Column: Tax cut plan draws criticism
By Pete Smith
Mike Claytor, a retired Carmel accountant and a Democratic candidate for Indiana State Auditor, has come out against Gov. Mike Pence’s proposal to eliminate the business personal property tax.
“The reason I’ve come out against it is because no one has said what they would do otherwise,” Claytor said, noting that he doesn’t want the business’ tax burden shifted onto idviduals. “In a bad economy, they can’t afford it.”
The Associated Press reports that analysts for the nonpartisan Legislative Services Agency predict that property taxes on homeowners could rise and locally-based income taxes could increase by nearly one percentage point.
Pence has made eliminating the tax on business equipment a centerpiece of this year’s legislative agenda and said that it’s necessary to spur job creation.
State Senator Mike Delph’s spokeswoman said that he hasn’t formulated a stance yet but will work on the issue in committee during the upcoming legislative session.
The Hamilton County Auditor’s Office estimates that Hamilton County overall could have about $20 million less revenue if the tax were eliminated.
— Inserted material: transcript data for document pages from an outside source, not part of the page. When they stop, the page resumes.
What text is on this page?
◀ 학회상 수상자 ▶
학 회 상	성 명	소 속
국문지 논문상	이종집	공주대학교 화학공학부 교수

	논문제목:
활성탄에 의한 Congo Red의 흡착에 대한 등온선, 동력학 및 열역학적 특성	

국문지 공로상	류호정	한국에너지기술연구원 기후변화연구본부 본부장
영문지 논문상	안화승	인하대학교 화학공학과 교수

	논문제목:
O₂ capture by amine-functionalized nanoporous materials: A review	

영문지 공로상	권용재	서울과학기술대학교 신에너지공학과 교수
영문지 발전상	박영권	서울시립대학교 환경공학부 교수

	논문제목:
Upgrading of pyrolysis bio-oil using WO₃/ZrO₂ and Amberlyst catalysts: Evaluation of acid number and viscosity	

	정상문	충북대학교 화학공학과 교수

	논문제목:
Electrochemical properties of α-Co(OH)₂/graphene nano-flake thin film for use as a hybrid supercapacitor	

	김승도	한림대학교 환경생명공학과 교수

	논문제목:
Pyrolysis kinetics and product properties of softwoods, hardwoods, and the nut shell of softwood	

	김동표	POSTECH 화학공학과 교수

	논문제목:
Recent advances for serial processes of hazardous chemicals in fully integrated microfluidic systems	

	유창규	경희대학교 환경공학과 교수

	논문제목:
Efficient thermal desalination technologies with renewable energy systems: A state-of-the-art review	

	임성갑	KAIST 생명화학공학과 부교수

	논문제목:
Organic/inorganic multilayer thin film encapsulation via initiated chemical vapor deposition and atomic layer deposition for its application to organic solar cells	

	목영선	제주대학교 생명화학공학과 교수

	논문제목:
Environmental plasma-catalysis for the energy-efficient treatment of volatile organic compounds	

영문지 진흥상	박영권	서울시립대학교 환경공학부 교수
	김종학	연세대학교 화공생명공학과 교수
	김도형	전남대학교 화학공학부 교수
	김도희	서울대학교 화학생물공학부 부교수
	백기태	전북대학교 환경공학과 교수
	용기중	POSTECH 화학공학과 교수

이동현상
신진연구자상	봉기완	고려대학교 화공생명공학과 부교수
It also projects that the City of Carmel would lose about $2.6 million and Carmel schools would lose $3.4 million in revenue per year.
That’s a big loss in revenue, but Claytor said it wouldn’t affect the bottom line of the Carmel Redevelopment Commission because the business personal property taxes aren’t part of Carmel’s TIF revenue.
Carmel Mayor Jim Brainard said the amount the city would loose is more likely about $2.75 million.
“I question a policy of giving a break on chattel property, much of which is owned by out-of-state companies and putting it on the backs of residential taxpayers,” Brainard said. “Indiana has a very low competitive tax environment. We need to focus the resources we have on education and good jobs, not minimum wage jobs.”
Brainard said that State Senator Luke Kenley, whose district encompasses part of east Carmel, has pledged that the tax cut won’t be passed without some form of replacement income.
Where that comes from has yet to be determined.